Es ist äußerst wichtig, daß unsere Konzentration einsgerichtet ist, wenn wir uns mit Dharma beschäftigen. Wenn wir mit einem zerstreuten Geist praktizieren und keine Realisationen erlangen, ist es nicht der Fehler des Dharmas, Buddhas oder unseres Gurus. Selbst wenn wir nicht mit formeller Meditation beschäftigt sind, sollten wir fähig sein, unseren Geist klar auf jedes tugendhafte Objekt zu richten, das wir wählen. Wenn unser Geist immerfort zu einer Unzahl von unwesentlichen Objekten abschweift, wird unser Fortschritt in Frage gestellt sein. Sobald wir anfangen, unseren Geist zu kontrollieren, und die Fähigkeit erlangen, ihn willentlich zu lenken, werden wir durch unsere Meditation Erfolge erzielen und schnell Fortschritte auf dem spirituellen Pfad machen. Unser Geist sollte wie ein feines, gut trainiertes Pferd sein, das kraftvoll, aber leicht zu kontrollieren und zu lenken ist. Solch ein Pferd wird seinen Reiter an jeden Ort bringen, an den er zu gehen wünscht, während ein ungezügeltes Pferd nur seinen eigenen Wünschen folgt und die des Reiters mißachtet.

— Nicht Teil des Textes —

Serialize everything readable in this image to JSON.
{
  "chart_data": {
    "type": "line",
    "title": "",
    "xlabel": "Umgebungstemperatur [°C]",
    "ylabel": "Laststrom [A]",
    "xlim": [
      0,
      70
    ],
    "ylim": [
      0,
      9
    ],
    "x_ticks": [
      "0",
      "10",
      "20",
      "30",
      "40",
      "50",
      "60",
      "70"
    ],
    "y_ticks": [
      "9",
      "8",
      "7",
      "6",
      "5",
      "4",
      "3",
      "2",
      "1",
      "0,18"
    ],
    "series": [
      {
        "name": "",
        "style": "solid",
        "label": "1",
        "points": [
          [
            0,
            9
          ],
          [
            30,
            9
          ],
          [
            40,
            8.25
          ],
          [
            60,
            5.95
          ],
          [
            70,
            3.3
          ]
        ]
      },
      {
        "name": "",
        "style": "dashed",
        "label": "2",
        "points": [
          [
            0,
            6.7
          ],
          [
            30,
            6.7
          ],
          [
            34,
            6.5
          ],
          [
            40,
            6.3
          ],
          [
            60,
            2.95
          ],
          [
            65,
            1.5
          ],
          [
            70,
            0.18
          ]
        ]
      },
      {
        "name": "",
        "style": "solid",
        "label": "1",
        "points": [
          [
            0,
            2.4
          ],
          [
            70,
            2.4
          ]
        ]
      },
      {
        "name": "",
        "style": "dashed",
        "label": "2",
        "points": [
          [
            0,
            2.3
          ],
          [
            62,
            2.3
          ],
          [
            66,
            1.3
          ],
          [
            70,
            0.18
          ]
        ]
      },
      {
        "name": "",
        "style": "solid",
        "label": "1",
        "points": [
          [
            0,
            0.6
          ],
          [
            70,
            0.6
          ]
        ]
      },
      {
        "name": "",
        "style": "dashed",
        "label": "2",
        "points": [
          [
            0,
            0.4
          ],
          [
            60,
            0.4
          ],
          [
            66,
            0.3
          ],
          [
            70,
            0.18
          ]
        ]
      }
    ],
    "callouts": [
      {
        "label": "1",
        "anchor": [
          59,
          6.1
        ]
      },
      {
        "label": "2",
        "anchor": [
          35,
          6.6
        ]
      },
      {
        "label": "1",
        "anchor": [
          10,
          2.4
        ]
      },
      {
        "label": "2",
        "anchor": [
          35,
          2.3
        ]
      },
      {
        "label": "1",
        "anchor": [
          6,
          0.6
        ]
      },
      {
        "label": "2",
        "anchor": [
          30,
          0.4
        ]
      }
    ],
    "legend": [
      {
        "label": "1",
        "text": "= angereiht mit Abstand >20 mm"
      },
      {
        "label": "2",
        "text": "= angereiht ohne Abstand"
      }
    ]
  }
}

Wenn wir einmal unseren Geist auf ein bestimmtes Objekt richten und ihn konzentriert darauf halten können, werden wir einen gut kontrollierten Geist haben, und unser Leben wird nicht durch zerstreute Gedanken verschwendet werden. Selbst bei weltlichen Aktivitäten entsteht Erfolg nur als Ergebnis zielbewußter Konzentration. Wie viel wichtiger muß also eine starke Konzentration für eine erfolgreiche Dharma-Praxis sein? Im Dharma erlangen wir Realisationen nur, wenn wir mit einsgerichteter Konzentration praktizieren, und dies ist nur möglich, wenn wir die Anweisungen vollständig verstehen.